Wednesday, November 13, 2013

Reaping Blessing Through Wrestling

You should never argue with a crazy mind
You oughta know by now...
It seems such a waste of time
If that's what it's all about
If that’s movin’ up then I’m movin’ out.
(Billy Joel)



Wrestling is hard work.  It can be painful in the moment, and it can leave a person exhausted and disfigured.  In this week’s Torah portion, Jacob wrestles, and comes away with two things: a lifelong limp and a new name.  Israel - one who wrestles with God - becomes his name, and it also becomes our name, the name of all of the descendants of his father and grandfather.

One of my personal mottos is na’aseh venishmah, literally “we will do and we will understand,” but what I understand to mean “do the next right thing.”  Sometimes we need to do in order to understand.

This is also a place of intense wrestling - wrestling with the godliness within, wrestling to understand God’s desire for me.  If I don’t understand, then how do I know it is the right thing? What part does gut feeling play in some of the most important decisions I might make as a result?

As a place of wrestling, it is a place of scarification, a place that cuts into me with permanence. Doing the next right thing requires knowing when to wrestle, when to keep up the fight. It also demands that I know when not to wrestle, when to let go, when to walk away from the fight. Sometimes that’s the hardest thing - letting go before the wounds get to deep. 

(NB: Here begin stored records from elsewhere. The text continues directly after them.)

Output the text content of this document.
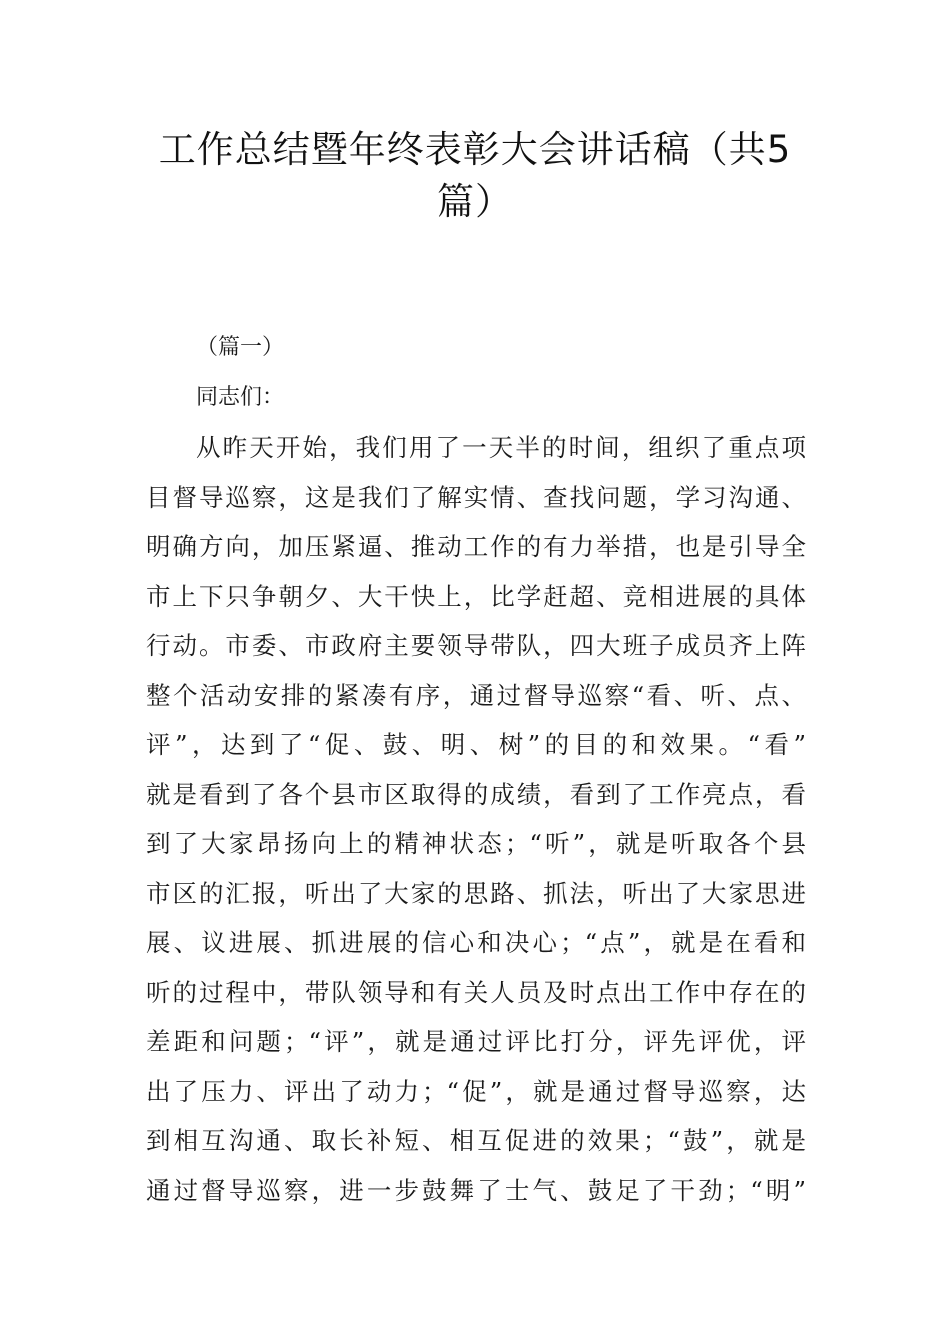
工作总结暨年终表彰大会讲话稿（共5
篇）

（篇一）

同志们：

从昨天开始，我们用了一天半的时间，组织了重点项
目督导巡察，这是我们了解实情、查找问题，学习沟通、
明确方向，加压紧逼、推动工作的有力举措，也是引导全
市上下只争朝夕、大干快上，比学赶超、竞相进展的具体
行动。市委、市政府主要领导带队，四大班子成员齐上阵
整个活动安排的紧凑有序，通过督导巡察“看、听、点、
评”，达到了“促、鼓、明、树”的目的和效果。“看”
就是看到了各个县市区取得的成绩，看到了工作亮点，看
到了大家昂扬向上的精神状态；“听”，就是听取各个县
市区的汇报，听出了大家的思路、抓法，听出了大家思进
展、议进展、抓进展的信心和决心；“点”，就是在看和
听的过程中，带队领导和有关人员及时点出工作中存在的
差距和问题；“评”，就是通过评比打分，评先评优，评
出了压力、评出了动力；“促”，就是通过督导巡察，达
到相互沟通、取长补短、相互促进的效果；“鼓”，就是
通过督导巡察，进一步鼓舞了士气、鼓足了干劲；“明”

There are things to give up on, and there are things not to give up on.  I had a conversation with a colleague, recently, about responding pastorally to a family around suicide.  I have been on both sides, having lost a brother and a close friend to suicide, and having officiated at funerals for suicides.  I understand suicide to come at a moment when an individual has given up on everything.  I see that - but I don’t fully understand it, and I hope that I never will.

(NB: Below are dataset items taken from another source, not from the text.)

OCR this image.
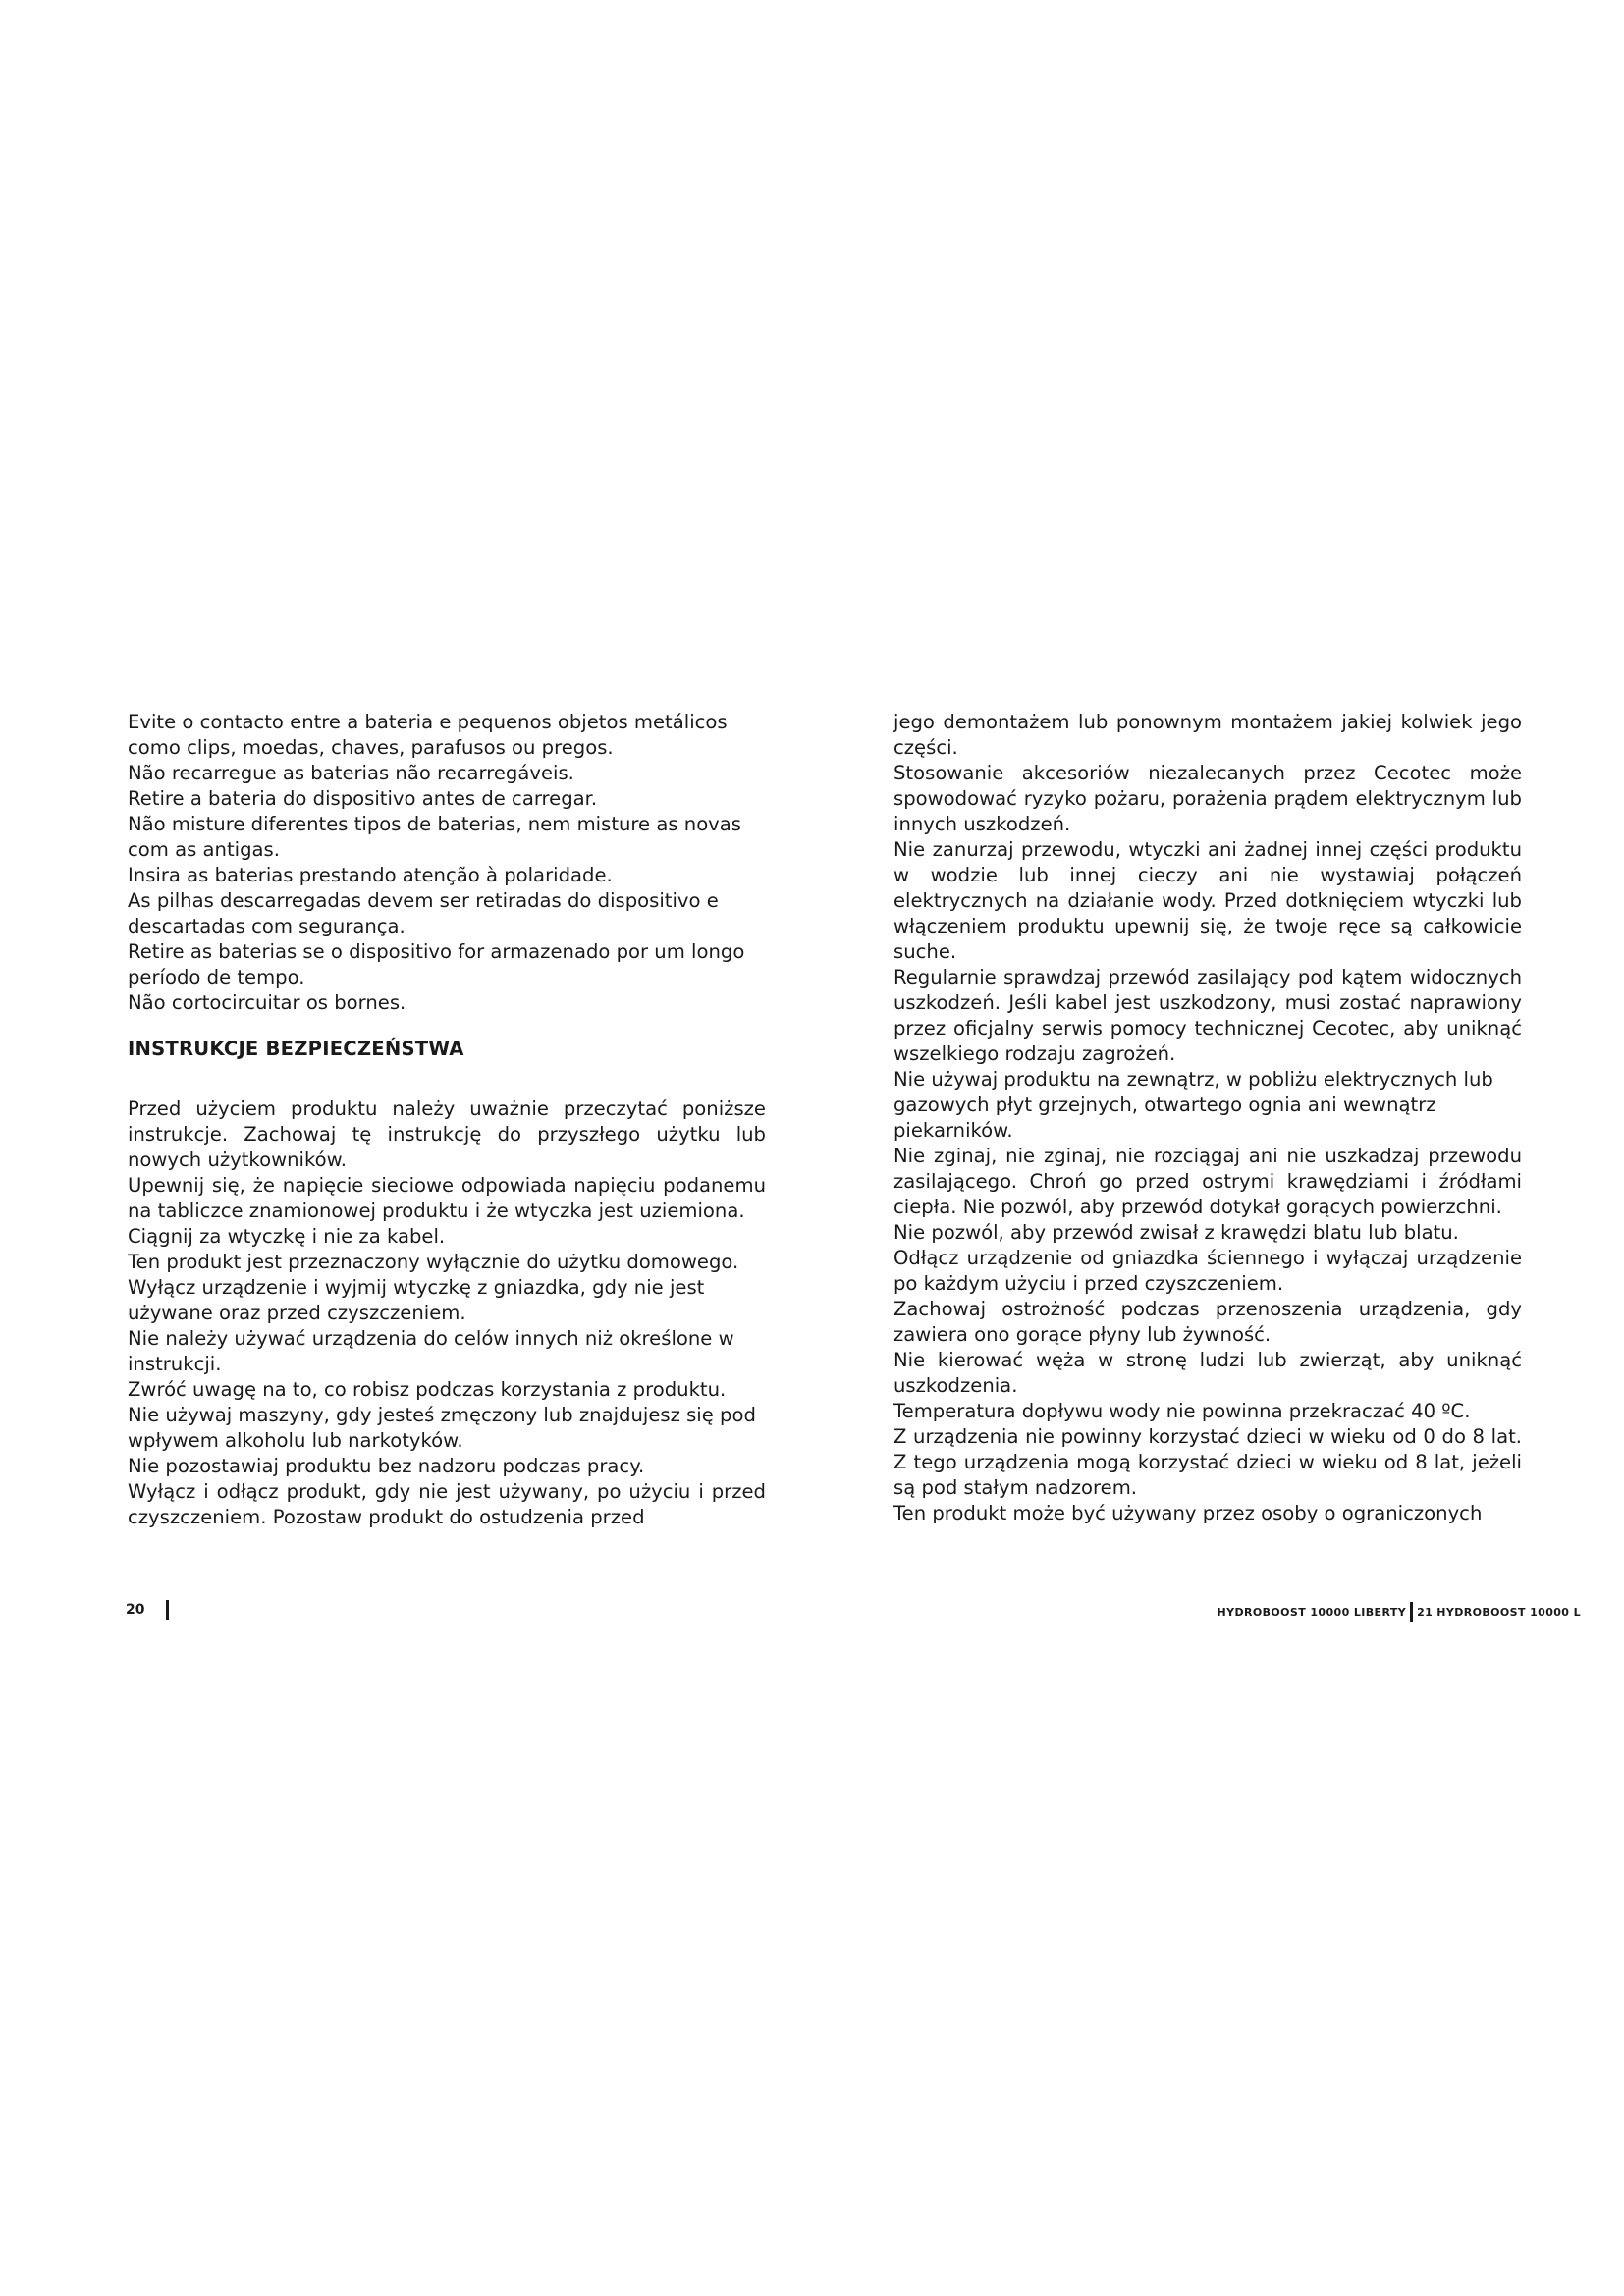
Evite o contacto entre a bateria e pequenos objetos metálicos como clips, moedas, chaves, parafusos ou pregos.

Não recarregue as baterias não recarregáveis.

Retire a bateria do dispositivo antes de carregar.

Não misture diferentes tipos de baterias, nem misture as novas com as antigas.

Insira as baterias prestando atenção à polaridade.

As pilhas descarregadas devem ser retiradas do dispositivo e descartadas com segurança.

Retire as baterias se o dispositivo for armazenado por um longo período de tempo.

Não cortocircuitar os bornes.

INSTRUKCJE BEZPIECZEŃSTWA

Przed użyciem produktu należy uważnie przeczytać poniższe instrukcje. Zachowaj tę instrukcję do przyszłego użytku lub nowych użytkowników.

Upewnij się, że napięcie sieciowe odpowiada napięciu podanemu na tabliczce znamionowej produktu i że wtyczka jest uziemiona.

Ciągnij za wtyczkę i nie za kabel.

Ten produkt jest przeznaczony wyłącznie do użytku domowego.

Wyłącz urządzenie i wyjmij wtyczkę z gniazdka, gdy nie jest używane oraz przed czyszczeniem.

Nie należy używać urządzenia do celów innych niż określone w instrukcji.

Zwróć uwagę na to, co robisz podczas korzystania z produktu.

Nie używaj maszyny, gdy jesteś zmęczony lub znajdujesz się pod wpływem alkoholu lub narkotyków.

Nie pozostawiaj produktu bez nadzoru podczas pracy.

Wyłącz i odłącz produkt, gdy nie jest używany, po użyciu i przed czyszczeniem. Pozostaw produkt do ostudzenia przed

jego demontażem lub ponownym montażem jakiej kolwiek jego części.

Stosowanie akcesoriów niezalecanych przez Cecotec może spowodować ryzyko pożaru, porażenia prądem elektrycznym lub innych uszkodzeń.

Nie zanurzaj przewodu, wtyczki ani żadnej innej części produktu w wodzie lub innej cieczy ani nie wystawiaj połączeń elektrycznych na działanie wody. Przed dotknięciem wtyczki lub włączeniem produktu upewnij się, że twoje ręce są całkowicie suche.

Regularnie sprawdzaj przewód zasilający pod kątem widocznych uszkodzeń. Jeśli kabel jest uszkodzony, musi zostać naprawiony przez oficjalny serwis pomocy technicznej Cecotec, aby uniknąć wszelkiego rodzaju zagrożeń.

Nie używaj produktu na zewnątrz, w pobliżu elektrycznych lub gazowych płyt grzejnych, otwartego ognia ani wewnątrz piekarników.

Nie zginaj, nie zginaj, nie rozciągaj ani nie uszkadzaj przewodu zasilającego. Chroń go przed ostrymi krawędziami i źródłami ciepła. Nie pozwól, aby przewód dotykał gorących powierzchni.

Nie pozwól, aby przewód zwisał z krawędzi blatu lub blatu.

Odłącz urządzenie od gniazdka ściennego i wyłączaj urządzenie po każdym użyciu i przed czyszczeniem.

Zachowaj ostrożność podczas przenoszenia urządzenia, gdy zawiera ono gorące płyny lub żywność.

Nie kierować węża w stronę ludzi lub zwierząt, aby uniknąć uszkodzenia.

Temperatura dopływu wody nie powinna przekraczać 40 ºC.

Z urządzenia nie powinny korzystać dzieci w wieku od 0 do 8 lat. Z tego urządzenia mogą korzystać dzieci w wieku od 8 lat, jeżeli są pod stałym nadzorem.

Ten produkt może być używany przez osoby o ograniczonych

20	HYDROBOOST 10000 LIBERTY 21 HYDROBOOST 10000 L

But actually, that’s the key word - hope.  It is a remarkable thing, always creeping up when the wrestling - when the decision about how to wrestle and when to let go - is at its worst, when I think I’ll never figure it out.  Hope creeps in and reminds me of one of my other personal mottos,
gam zeh ya’avor, “this too shall pass.”  Clearly, this is something that someone in the midst of suicide cannot or will not grasp.  But for me it has led to some of the most beautiful experiences in my life.


I wrestled, angrily, with God over infertility.  I couldn’t stand the pain.  I shouted and a quarreled with God as friends and colleagues brought child after child into this world. But even when I laughed in disbelief, hope crept in - day after day, month after month, year after year.  Today, I dance with Torah today because my son desires it.  My son, the beloved neshama I thought I had lost during those days of wrestling.  He came only after I let go of the wrestling.

When I wrestle with God over things big and small, hope creeps in, I remember that this too shall pass, and I try to do the next right thing, even when I don’t understand it.  Even if things don’t get better on my timeline, the world brings so many blessings that it’s worth the fight.